Among Americans in general, trimesters are key to abortion views: According to Gallup, 6 in 10 U.S. adults generally think abortion should be legal in the first three months of a pregnancy. But that support drops by about half, to 28 percent, for abortions conducted in the second three months, and by half again, to 13 percent, in the final three months, Gallup reported in 2018.

Other restrictions have been less successful. In 2016, the court struck down Texas’ law requiring abortion doctors to have admitting privileges at local hospitals and for abortion clinics to qualify as surgical medical facilities.

The Mississippi law being appealed in Dobbs v. Jackson Women’s Health is one of several by states seeking to challenge the court’s viability standard from Casey. While Mississippi set the upper limit at 15 weeks, other states have argued for different standards, such as evidence of a fetal heartbeat or signs of fetal “quickening” at seven to eight weeks.

Because of last year’s addition to the court of Justice Amy Coney Barrett, who has been on record as opposing abortion, and because of Dobbs’ potential to change abortion law, the case has attracted substantial attention. More than 1,000 friend-of-the-court briefs have been filed in support or opposition to the law.

McDonald sees a few potential outcomes to the case, most of which would allow states to continue to restrict abortion. Overturning Roe v. Wade and Casey outright would return to the states the question of whether and when abortion is legal.
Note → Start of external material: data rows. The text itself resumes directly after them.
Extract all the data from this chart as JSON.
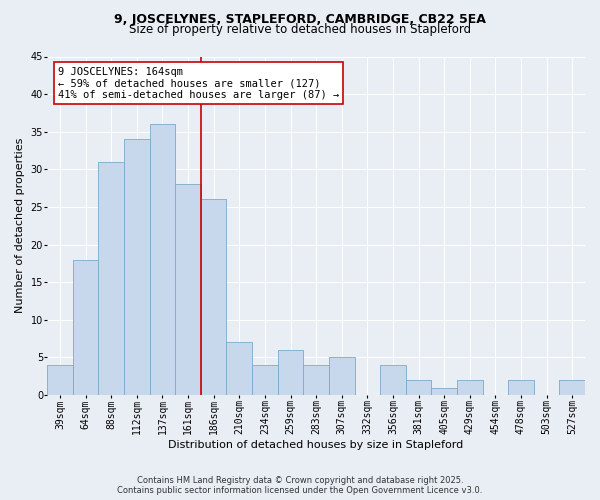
{
  "title1": "9, JOSCELYNES, STAPLEFORD, CAMBRIDGE, CB22 5EA",
  "title2": "Size of property relative to detached houses in Stapleford",
  "xlabel": "Distribution of detached houses by size in Stapleford",
  "ylabel": "Number of detached properties",
  "categories": [
    "39sqm",
    "64sqm",
    "88sqm",
    "112sqm",
    "137sqm",
    "161sqm",
    "186sqm",
    "210sqm",
    "234sqm",
    "259sqm",
    "283sqm",
    "307sqm",
    "332sqm",
    "356sqm",
    "381sqm",
    "405sqm",
    "429sqm",
    "454sqm",
    "478sqm",
    "503sqm",
    "527sqm"
  ],
  "values": [
    4,
    18,
    31,
    34,
    36,
    28,
    26,
    7,
    4,
    6,
    4,
    5,
    0,
    4,
    2,
    1,
    2,
    0,
    2,
    0,
    2
  ],
  "bar_color": "#c8d8ec",
  "bar_edge_color": "#7aaac8",
  "ylim": [
    0,
    45
  ],
  "yticks": [
    0,
    5,
    10,
    15,
    20,
    25,
    30,
    35,
    40,
    45
  ],
  "vline_color": "#cc0000",
  "annotation_title": "9 JOSCELYNES: 164sqm",
  "annotation_line1": "← 59% of detached houses are smaller (127)",
  "annotation_line2": "41% of semi-detached houses are larger (87) →",
  "annotation_box_color": "#ffffff",
  "annotation_box_edge": "#cc0000",
  "bg_color": "#e8eef4",
  "footer1": "Contains HM Land Registry data © Crown copyright and database right 2025.",
  "footer2": "Contains public sector information licensed under the Open Government Licence v3.0.",
  "title_fontsize": 9,
  "subtitle_fontsize": 8.5,
  "xlabel_fontsize": 8,
  "ylabel_fontsize": 8,
  "tick_fontsize": 7,
  "annot_fontsize": 7.5,
  "footer_fontsize": 6
}
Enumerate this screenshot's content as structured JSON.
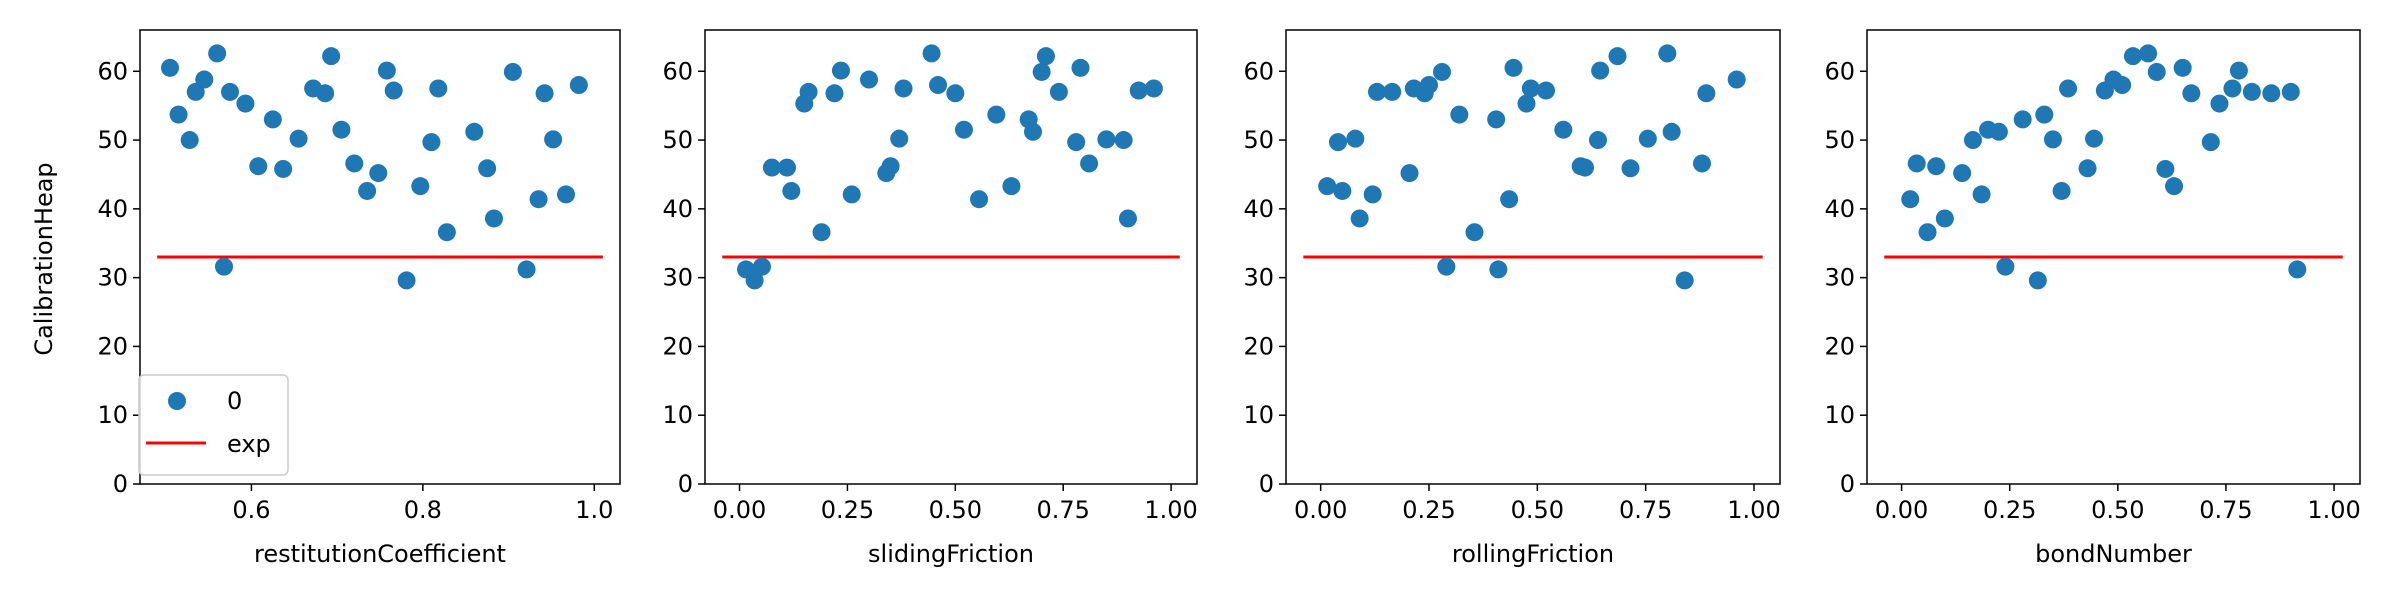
{
  "figure": {
    "ylabel": "CalibrationHeap"
  },
  "legend": {
    "scatter_label": "0",
    "line_label": "exp"
  },
  "colors": {
    "scatter": "#1f77b4",
    "exp_line": "#ff0000",
    "axes": "#000000"
  },
  "chart_data": [
    {
      "type": "scatter",
      "xlabel": "restitutionCoefficient",
      "ylabel": "CalibrationHeap",
      "xlim": [
        0.47,
        1.03
      ],
      "ylim": [
        0,
        66
      ],
      "xticks": [
        0.6,
        0.8,
        1.0
      ],
      "xtick_labels": [
        "0.6",
        "0.8",
        "1.0"
      ],
      "yticks": [
        0,
        10,
        20,
        30,
        40,
        50,
        60
      ],
      "ytick_labels": [
        "0",
        "10",
        "20",
        "30",
        "40",
        "50",
        "60"
      ],
      "exp": 33,
      "exp_x": [
        0.49,
        1.01
      ],
      "legend": "lower-left",
      "points": [
        [
          0.505,
          60.5
        ],
        [
          0.515,
          53.7
        ],
        [
          0.528,
          50.0
        ],
        [
          0.535,
          57.0
        ],
        [
          0.545,
          58.8
        ],
        [
          0.56,
          62.6
        ],
        [
          0.568,
          31.6
        ],
        [
          0.575,
          57.0
        ],
        [
          0.593,
          55.3
        ],
        [
          0.608,
          46.2
        ],
        [
          0.625,
          53.0
        ],
        [
          0.637,
          45.8
        ],
        [
          0.655,
          50.2
        ],
        [
          0.672,
          57.5
        ],
        [
          0.686,
          56.8
        ],
        [
          0.693,
          62.2
        ],
        [
          0.705,
          51.5
        ],
        [
          0.72,
          46.6
        ],
        [
          0.735,
          42.6
        ],
        [
          0.748,
          45.2
        ],
        [
          0.758,
          60.1
        ],
        [
          0.766,
          57.2
        ],
        [
          0.781,
          29.6
        ],
        [
          0.797,
          43.3
        ],
        [
          0.81,
          49.7
        ],
        [
          0.818,
          57.5
        ],
        [
          0.828,
          36.6
        ],
        [
          0.86,
          51.2
        ],
        [
          0.875,
          45.9
        ],
        [
          0.883,
          38.6
        ],
        [
          0.905,
          59.9
        ],
        [
          0.921,
          31.2
        ],
        [
          0.935,
          41.4
        ],
        [
          0.942,
          56.8
        ],
        [
          0.952,
          50.1
        ],
        [
          0.967,
          42.1
        ],
        [
          0.982,
          58.0
        ]
      ]
    },
    {
      "type": "scatter",
      "xlabel": "slidingFriction",
      "ylabel": "",
      "xlim": [
        -0.08,
        1.06
      ],
      "ylim": [
        0,
        66
      ],
      "xticks": [
        0.0,
        0.25,
        0.5,
        0.75,
        1.0
      ],
      "xtick_labels": [
        "0.00",
        "0.25",
        "0.50",
        "0.75",
        "1.00"
      ],
      "yticks": [
        0,
        10,
        20,
        30,
        40,
        50,
        60
      ],
      "ytick_labels": [
        "0",
        "10",
        "20",
        "30",
        "40",
        "50",
        "60"
      ],
      "exp": 33,
      "exp_x": [
        -0.04,
        1.02
      ],
      "points": [
        [
          0.015,
          31.2
        ],
        [
          0.035,
          29.6
        ],
        [
          0.052,
          31.6
        ],
        [
          0.075,
          46.0
        ],
        [
          0.11,
          46.0
        ],
        [
          0.12,
          42.6
        ],
        [
          0.15,
          55.3
        ],
        [
          0.16,
          57.0
        ],
        [
          0.19,
          36.6
        ],
        [
          0.22,
          56.8
        ],
        [
          0.235,
          60.1
        ],
        [
          0.26,
          42.1
        ],
        [
          0.3,
          58.8
        ],
        [
          0.34,
          45.2
        ],
        [
          0.35,
          46.2
        ],
        [
          0.37,
          50.2
        ],
        [
          0.38,
          57.5
        ],
        [
          0.445,
          62.6
        ],
        [
          0.46,
          58.0
        ],
        [
          0.5,
          56.8
        ],
        [
          0.52,
          51.5
        ],
        [
          0.555,
          41.4
        ],
        [
          0.595,
          53.7
        ],
        [
          0.63,
          43.3
        ],
        [
          0.67,
          53.0
        ],
        [
          0.68,
          51.2
        ],
        [
          0.7,
          59.9
        ],
        [
          0.71,
          62.2
        ],
        [
          0.74,
          57.0
        ],
        [
          0.78,
          49.7
        ],
        [
          0.79,
          60.5
        ],
        [
          0.81,
          46.6
        ],
        [
          0.85,
          50.1
        ],
        [
          0.89,
          50.0
        ],
        [
          0.9,
          38.6
        ],
        [
          0.925,
          57.2
        ],
        [
          0.96,
          57.5
        ]
      ]
    },
    {
      "type": "scatter",
      "xlabel": "rollingFriction",
      "ylabel": "",
      "xlim": [
        -0.08,
        1.06
      ],
      "ylim": [
        0,
        66
      ],
      "xticks": [
        0.0,
        0.25,
        0.5,
        0.75,
        1.0
      ],
      "xtick_labels": [
        "0.00",
        "0.25",
        "0.50",
        "0.75",
        "1.00"
      ],
      "yticks": [
        0,
        10,
        20,
        30,
        40,
        50,
        60
      ],
      "ytick_labels": [
        "0",
        "10",
        "20",
        "30",
        "40",
        "50",
        "60"
      ],
      "exp": 33,
      "exp_x": [
        -0.04,
        1.02
      ],
      "points": [
        [
          0.015,
          43.3
        ],
        [
          0.04,
          49.7
        ],
        [
          0.05,
          42.6
        ],
        [
          0.08,
          50.2
        ],
        [
          0.09,
          38.6
        ],
        [
          0.12,
          42.1
        ],
        [
          0.13,
          57.0
        ],
        [
          0.165,
          57.0
        ],
        [
          0.205,
          45.2
        ],
        [
          0.215,
          57.5
        ],
        [
          0.24,
          56.8
        ],
        [
          0.25,
          58.0
        ],
        [
          0.28,
          59.9
        ],
        [
          0.29,
          31.6
        ],
        [
          0.32,
          53.7
        ],
        [
          0.355,
          36.6
        ],
        [
          0.405,
          53.0
        ],
        [
          0.41,
          31.2
        ],
        [
          0.435,
          41.4
        ],
        [
          0.445,
          60.5
        ],
        [
          0.475,
          55.3
        ],
        [
          0.485,
          57.5
        ],
        [
          0.52,
          57.2
        ],
        [
          0.56,
          51.5
        ],
        [
          0.6,
          46.2
        ],
        [
          0.61,
          46.0
        ],
        [
          0.64,
          50.0
        ],
        [
          0.645,
          60.1
        ],
        [
          0.685,
          62.2
        ],
        [
          0.715,
          45.9
        ],
        [
          0.755,
          50.2
        ],
        [
          0.8,
          62.6
        ],
        [
          0.81,
          51.2
        ],
        [
          0.84,
          29.6
        ],
        [
          0.88,
          46.6
        ],
        [
          0.89,
          56.8
        ],
        [
          0.96,
          58.8
        ]
      ]
    },
    {
      "type": "scatter",
      "xlabel": "bondNumber",
      "ylabel": "",
      "xlim": [
        -0.08,
        1.06
      ],
      "ylim": [
        0,
        66
      ],
      "xticks": [
        0.0,
        0.25,
        0.5,
        0.75,
        1.0
      ],
      "xtick_labels": [
        "0.00",
        "0.25",
        "0.50",
        "0.75",
        "1.00"
      ],
      "yticks": [
        0,
        10,
        20,
        30,
        40,
        50,
        60
      ],
      "ytick_labels": [
        "0",
        "10",
        "20",
        "30",
        "40",
        "50",
        "60"
      ],
      "exp": 33,
      "exp_x": [
        -0.04,
        1.02
      ],
      "points": [
        [
          0.02,
          41.4
        ],
        [
          0.035,
          46.6
        ],
        [
          0.06,
          36.6
        ],
        [
          0.08,
          46.2
        ],
        [
          0.1,
          38.6
        ],
        [
          0.14,
          45.2
        ],
        [
          0.165,
          50.0
        ],
        [
          0.185,
          42.1
        ],
        [
          0.2,
          51.5
        ],
        [
          0.225,
          51.2
        ],
        [
          0.24,
          31.6
        ],
        [
          0.28,
          53.0
        ],
        [
          0.315,
          29.6
        ],
        [
          0.33,
          53.7
        ],
        [
          0.35,
          50.1
        ],
        [
          0.37,
          42.6
        ],
        [
          0.385,
          57.5
        ],
        [
          0.43,
          45.9
        ],
        [
          0.445,
          50.2
        ],
        [
          0.47,
          57.2
        ],
        [
          0.49,
          58.8
        ],
        [
          0.51,
          58.0
        ],
        [
          0.535,
          62.2
        ],
        [
          0.57,
          62.6
        ],
        [
          0.59,
          59.9
        ],
        [
          0.61,
          45.8
        ],
        [
          0.63,
          43.3
        ],
        [
          0.65,
          60.5
        ],
        [
          0.67,
          56.8
        ],
        [
          0.715,
          49.7
        ],
        [
          0.735,
          55.3
        ],
        [
          0.765,
          57.5
        ],
        [
          0.78,
          60.1
        ],
        [
          0.81,
          57.0
        ],
        [
          0.855,
          56.8
        ],
        [
          0.9,
          57.0
        ],
        [
          0.915,
          31.2
        ]
      ]
    }
  ]
}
The court could revisit the question of whether the fetus is a person under the Constitution and move to more of a balancing scheme as now exists in many other countries. 

But even if the court reaches a compromise that does not overtly overturn parts or all of Roe or Casey, McDonald said he sees continued challenges to abortion law.

The court has “already substantially gutted Roe, the conservatives have, by applying the ‘undue burden’ test,” McDonald said. “They could just continue to let states chip away at the right through a strict application of that test.”

Kenneth Pybus is an associate professor and chair of journalism and mass communication at Abilene Christian University in Texas and a First Amendment lawyer.